Professor Carole Goble (University of Manchester)
Thu 09 Mar 2017, 12:00 - 13:00
C.H Waddington Building, Seminar room 1.08, King's Building's

If you have a question about this talk, please contact: Julie Fyffe (jfyffe)

Image for All the fun of the FAIR:  status and prospects for research data management in Life Sciences

Over the past 5 years we have seen a change in expectations for the management of all the outcomes of research – that is the “assets” of data, models, codes, SOPs, computational methods and so forth. The FAIR Guiding Principles for scientific data management and stewardship (Findable, Assessable, Interoperable, Reusable) [1] has focused attention on research data management, influenced major funders' (NIH, H2020) mandates and is a pillar of the emerging European Open Science Cloud. I will explore the status and prospects for research data management in Life Sciences using two European based projects as case studies:

•             The FAIRDOM project (http://www.fair-dom.org) supports Systems Biology research projects across Europe.

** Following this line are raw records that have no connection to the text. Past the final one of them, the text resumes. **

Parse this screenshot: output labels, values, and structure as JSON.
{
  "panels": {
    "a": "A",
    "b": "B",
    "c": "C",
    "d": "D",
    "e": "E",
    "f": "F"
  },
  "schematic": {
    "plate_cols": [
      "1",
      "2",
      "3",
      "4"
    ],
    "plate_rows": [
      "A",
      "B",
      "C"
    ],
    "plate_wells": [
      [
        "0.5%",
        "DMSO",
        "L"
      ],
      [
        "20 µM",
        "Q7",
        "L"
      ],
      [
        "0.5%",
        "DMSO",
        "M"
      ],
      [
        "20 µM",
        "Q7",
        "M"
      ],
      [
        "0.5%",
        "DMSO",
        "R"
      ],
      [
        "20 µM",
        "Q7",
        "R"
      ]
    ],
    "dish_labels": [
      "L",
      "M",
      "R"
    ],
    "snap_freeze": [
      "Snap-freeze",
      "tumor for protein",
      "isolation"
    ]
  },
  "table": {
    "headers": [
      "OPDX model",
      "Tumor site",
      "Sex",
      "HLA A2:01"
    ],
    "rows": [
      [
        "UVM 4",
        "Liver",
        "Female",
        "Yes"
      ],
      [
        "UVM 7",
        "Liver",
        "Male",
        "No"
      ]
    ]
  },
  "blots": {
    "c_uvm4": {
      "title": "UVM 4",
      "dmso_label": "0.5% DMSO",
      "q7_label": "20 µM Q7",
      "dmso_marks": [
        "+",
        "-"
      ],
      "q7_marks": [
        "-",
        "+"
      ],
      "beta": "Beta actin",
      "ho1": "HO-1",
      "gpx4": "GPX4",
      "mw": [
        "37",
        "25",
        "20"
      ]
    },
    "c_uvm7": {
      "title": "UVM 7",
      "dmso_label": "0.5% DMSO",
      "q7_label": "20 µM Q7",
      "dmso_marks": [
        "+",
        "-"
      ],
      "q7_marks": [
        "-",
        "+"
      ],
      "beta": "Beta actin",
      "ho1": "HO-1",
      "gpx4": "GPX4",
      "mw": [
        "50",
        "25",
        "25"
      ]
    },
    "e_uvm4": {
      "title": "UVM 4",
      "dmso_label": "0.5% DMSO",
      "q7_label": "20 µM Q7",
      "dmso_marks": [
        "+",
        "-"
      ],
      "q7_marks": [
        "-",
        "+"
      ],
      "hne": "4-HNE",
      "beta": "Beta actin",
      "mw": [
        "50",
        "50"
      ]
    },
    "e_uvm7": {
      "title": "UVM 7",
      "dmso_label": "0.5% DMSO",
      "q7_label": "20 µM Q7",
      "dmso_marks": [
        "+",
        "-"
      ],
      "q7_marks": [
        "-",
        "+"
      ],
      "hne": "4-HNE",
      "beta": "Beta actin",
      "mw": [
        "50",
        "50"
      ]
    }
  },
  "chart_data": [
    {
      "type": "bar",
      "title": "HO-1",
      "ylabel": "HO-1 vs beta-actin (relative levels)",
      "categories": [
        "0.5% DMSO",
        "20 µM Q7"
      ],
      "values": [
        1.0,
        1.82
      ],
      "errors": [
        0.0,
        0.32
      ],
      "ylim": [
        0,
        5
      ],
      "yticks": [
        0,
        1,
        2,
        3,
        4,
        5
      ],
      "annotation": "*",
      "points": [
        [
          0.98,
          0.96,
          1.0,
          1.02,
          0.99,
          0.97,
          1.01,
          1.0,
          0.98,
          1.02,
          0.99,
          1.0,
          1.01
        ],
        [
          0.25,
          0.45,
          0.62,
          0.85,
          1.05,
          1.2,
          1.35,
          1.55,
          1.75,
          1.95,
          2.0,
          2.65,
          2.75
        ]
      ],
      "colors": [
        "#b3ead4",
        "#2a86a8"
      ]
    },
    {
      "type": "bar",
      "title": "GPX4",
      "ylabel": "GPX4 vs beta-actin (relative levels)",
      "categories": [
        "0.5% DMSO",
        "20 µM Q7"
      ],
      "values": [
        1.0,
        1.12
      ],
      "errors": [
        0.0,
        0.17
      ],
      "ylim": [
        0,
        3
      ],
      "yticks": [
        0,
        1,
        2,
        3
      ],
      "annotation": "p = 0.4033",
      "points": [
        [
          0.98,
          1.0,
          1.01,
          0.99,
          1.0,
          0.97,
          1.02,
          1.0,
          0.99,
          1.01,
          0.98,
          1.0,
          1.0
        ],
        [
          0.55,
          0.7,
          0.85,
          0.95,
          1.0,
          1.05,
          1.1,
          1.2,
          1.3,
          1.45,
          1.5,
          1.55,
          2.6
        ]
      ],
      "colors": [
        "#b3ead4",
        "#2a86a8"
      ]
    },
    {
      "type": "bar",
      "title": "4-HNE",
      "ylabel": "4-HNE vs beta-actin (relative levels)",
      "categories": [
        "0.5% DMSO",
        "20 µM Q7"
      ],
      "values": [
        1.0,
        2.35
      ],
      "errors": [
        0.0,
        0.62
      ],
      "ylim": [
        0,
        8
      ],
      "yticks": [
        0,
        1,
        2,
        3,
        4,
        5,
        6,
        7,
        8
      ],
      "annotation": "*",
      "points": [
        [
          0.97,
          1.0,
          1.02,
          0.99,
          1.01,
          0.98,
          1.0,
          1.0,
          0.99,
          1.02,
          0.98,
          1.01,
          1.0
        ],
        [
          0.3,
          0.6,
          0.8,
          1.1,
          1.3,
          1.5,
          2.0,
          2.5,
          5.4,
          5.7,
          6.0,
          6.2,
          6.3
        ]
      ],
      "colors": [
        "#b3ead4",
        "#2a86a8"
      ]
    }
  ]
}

•             ELIXIR (http:// http://www.elixir-europe.org/) is a European Research Infrastructure of 21 national nodes and a hub funded by national agreements to coordinate and sustain key data repositories for the Life Science community. 

[1] Wilkinson et al, The FAIR Guiding Principles for scientific data management and stewardship Scientific Data 3, doi:10.1038/sdata.2016.18

Bio: Professor Carole Goble is based in the School of Computer Science, at the University of Manchester. Her current research interests are in reproducible research, asset curation and preservation, semantic interoperability, knowledge exchange between scientists and new models of scholarly communication. Professor Goble is Coordinator of the FAIRDOM project, data lead for the ISBE Research Infrastructure, Head of Node of ELIXIR-UK and co-leads the ELIXIR Interoperability Platform. She is a founder and PI of the UK’s Software Sustainability Institute. At the institutional level she chairs the University of Manchester’s Research Data Management User Group. At the policy level she serves on BBSRC Council and BBSRC’s Exploiting New Ways of Working Strategy Advisory Panel.